Alissa Kleist: Marta Dyczkowska
The camera brings us past rows of objects laid out on a concrete studio floor. The curling edges of family photographs and old documents, picture frames, books, garments, drawings, and sketchbooks filmed at close range slowly pass by, projected on to the full length of the back wall of the darkened exhibition space.
We do not linger on children’s faces in an image, a folded blue jumper, the cover of a book. This is not an exercise in documenting individual items or a representation of an overly sentimental or nostalgic experience, but a sensitive study of the collection of objects that Marta Dyczkowska brought with her when emigrating from Poland 15 years ago and when, soon after, her mother passed away.
The light of the projected image illuminates around thirty tabular sculptures that appear to float just above the ground on the floor in front of the film. Their soft gray surfaces hint at shrouded, enigmatic, hidden things, their details obscured by the casting process. On a small screen in the corner of the room, a blurred figure, presumably the artist, silently moves in looped stop-motion amongst the objects in the video, neatly arranged like artefacts discovered at an excavation.

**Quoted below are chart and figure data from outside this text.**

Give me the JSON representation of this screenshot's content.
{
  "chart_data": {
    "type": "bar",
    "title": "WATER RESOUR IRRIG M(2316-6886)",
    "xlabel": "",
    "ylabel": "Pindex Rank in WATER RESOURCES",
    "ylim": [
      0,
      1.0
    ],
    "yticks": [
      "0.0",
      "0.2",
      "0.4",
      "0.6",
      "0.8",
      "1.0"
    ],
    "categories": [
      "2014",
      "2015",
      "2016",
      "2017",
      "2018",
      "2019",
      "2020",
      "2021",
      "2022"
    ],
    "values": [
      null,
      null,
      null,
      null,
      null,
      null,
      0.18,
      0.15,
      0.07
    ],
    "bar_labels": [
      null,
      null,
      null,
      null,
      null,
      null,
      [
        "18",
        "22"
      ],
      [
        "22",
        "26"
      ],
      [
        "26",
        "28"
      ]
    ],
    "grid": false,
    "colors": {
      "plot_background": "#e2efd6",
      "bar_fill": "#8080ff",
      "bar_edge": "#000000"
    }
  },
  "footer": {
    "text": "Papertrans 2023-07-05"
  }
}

We form bonds with objects and infuse them with our identities, allowing them to connect us to the external world, to the people and places that shape us. Marta Dyczkowska’s installation explores the systems that we construct to help us confront and process loss and the human urge to create external receptacles for feelings, memories, and relationships.
She presents an intimate and at times raw body of work that contains evocative moments – the charred remains of a small book displayed on a slim wall-mounted shelf; a dark hollow in one of the floor-based sculptures – that bypass rational definition and are imbued with a sense of indescribable loss and signify a state of displacement. Though originally intended as a ‘parting’ from the things that she holds dear – perhaps to generate a cathartic departure from the past – her work instead provides a monumentalization of our longing for the enduring bonds to people and places no longer present but remembered.